The failure to decriminalize paraphernalia means that a person could get in more trouble for having items used to consume marijuana than for having the drug itself, it said.
The resolution also referred to an American Civil Liberties Union report that said black residents in Montgomery County are more than three times as likely to be arrested for marijuana possession than white residents.
In 2010, blacks made up 18 percent of the county’s population but 46 percent of arrests for marijuana possession, the resolution said.
Everyone believes that children using alcohol or other drugs is unacceptable, Councilwoman Nancy Navarro said.
But the county has a history of highlighting areas that legislators believe need to be addressed, and the disparity in marijuana arrests among adults and the paraphernalia loophole are such areas, said Navarro (D-Dist. 4) of Silver Spring.

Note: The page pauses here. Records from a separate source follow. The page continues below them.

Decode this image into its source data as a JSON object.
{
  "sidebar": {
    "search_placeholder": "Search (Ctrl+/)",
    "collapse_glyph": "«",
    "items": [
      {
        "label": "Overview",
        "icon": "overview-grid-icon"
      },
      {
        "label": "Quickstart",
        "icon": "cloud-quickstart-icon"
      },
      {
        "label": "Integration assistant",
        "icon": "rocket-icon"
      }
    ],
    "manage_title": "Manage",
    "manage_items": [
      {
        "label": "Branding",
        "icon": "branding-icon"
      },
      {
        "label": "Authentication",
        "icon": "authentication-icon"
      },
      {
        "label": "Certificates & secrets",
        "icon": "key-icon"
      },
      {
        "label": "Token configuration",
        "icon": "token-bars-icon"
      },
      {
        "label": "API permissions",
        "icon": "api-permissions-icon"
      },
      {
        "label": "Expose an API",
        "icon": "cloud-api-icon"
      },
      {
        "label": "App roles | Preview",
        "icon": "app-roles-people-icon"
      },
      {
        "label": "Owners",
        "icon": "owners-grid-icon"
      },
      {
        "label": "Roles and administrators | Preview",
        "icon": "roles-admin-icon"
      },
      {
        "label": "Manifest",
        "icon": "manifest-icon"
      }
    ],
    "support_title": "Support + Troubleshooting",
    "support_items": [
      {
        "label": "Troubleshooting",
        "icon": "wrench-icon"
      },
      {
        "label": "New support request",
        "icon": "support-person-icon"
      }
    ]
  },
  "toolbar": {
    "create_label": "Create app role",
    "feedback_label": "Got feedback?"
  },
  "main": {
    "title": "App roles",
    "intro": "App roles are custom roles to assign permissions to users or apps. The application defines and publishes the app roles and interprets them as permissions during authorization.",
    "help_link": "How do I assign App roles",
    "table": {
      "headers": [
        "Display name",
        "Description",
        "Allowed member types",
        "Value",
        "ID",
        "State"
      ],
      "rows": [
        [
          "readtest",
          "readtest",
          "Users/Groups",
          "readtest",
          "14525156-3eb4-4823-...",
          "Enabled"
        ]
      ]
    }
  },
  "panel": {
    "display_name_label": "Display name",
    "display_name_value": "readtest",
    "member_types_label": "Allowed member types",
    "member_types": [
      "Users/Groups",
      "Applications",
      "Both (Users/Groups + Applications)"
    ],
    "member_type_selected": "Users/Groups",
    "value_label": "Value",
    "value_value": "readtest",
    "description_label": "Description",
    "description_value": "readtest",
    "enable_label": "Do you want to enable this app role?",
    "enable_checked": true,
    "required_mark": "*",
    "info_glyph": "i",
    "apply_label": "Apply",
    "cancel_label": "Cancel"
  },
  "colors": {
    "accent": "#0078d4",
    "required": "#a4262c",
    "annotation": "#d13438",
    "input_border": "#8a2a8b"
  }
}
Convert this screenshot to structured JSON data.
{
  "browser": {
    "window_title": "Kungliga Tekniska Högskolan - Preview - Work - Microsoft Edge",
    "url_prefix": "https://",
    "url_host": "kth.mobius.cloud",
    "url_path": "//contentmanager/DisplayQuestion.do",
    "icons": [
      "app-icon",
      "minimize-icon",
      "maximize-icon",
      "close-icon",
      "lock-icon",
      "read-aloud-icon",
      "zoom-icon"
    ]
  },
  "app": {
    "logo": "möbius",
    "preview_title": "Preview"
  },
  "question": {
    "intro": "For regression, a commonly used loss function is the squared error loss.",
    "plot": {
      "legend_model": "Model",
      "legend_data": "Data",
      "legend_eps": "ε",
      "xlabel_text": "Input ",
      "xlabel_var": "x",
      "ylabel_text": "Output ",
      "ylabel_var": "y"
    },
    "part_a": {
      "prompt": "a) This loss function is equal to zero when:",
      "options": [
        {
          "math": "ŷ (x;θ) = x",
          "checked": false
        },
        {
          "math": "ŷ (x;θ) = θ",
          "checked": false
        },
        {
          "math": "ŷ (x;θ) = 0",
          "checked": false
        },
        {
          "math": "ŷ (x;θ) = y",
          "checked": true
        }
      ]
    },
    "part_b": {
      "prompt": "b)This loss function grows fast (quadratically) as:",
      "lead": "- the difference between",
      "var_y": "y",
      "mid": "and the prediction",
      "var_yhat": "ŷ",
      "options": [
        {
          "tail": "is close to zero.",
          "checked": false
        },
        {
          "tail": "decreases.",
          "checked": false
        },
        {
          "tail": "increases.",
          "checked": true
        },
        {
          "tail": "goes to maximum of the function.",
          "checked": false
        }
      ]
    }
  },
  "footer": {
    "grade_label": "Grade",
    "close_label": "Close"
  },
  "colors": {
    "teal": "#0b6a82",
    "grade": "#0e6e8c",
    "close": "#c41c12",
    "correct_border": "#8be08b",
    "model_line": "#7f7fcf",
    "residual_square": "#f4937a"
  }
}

Navarro sponsored the resolution, along with Council President Craig L. Rice (D-Dist. 2) of Germantown, Councilwomen Nancy Floreen (D-At Large) of Garrett Park and Cherri Branson (D-Dist. 5) of Silver Spring, and Councilmen Roger Berliner (D-Dist. 1) of Bethesda, Marc Elrich (D-At Large) of Takoma Park and Hans Riemer (D-At Large) of Takoma Park.
It’s more important to find the root causes of why people feel the need to use substances than to arrest them for possessing them, Branson said Tuesday.
“We serve our public best when we get to where their pain is,” she said.
State lawmakers said they believe the issue will be addressed soon.
The General Assembly passed a good law but it wasn’t perfect, and they need to make changes so the law achieves what was intended, said Del. Bonnie Cullison (D-Dist. 19) of Aspen Hill.
Hopefully the money spent on incarceration, trials and other expenses of the current system can be put into programs for education and awareness, she said.
State Sen. Richard S. Madaleno (D-Dist. 18) of Kensington said the paraphernalia issue will be at the top of the agenda for the next session, which starts in January.
Raskin said he’s hopeful that the issue can be dealt with in the next session.
The paraphernalia issue should have been dealt with at the same time as the marijuana issue, Raskin said, and he’s glad the council is taking an active role in the issue.
“Representative democracy is a work in progress and not a work of perfection,” he said.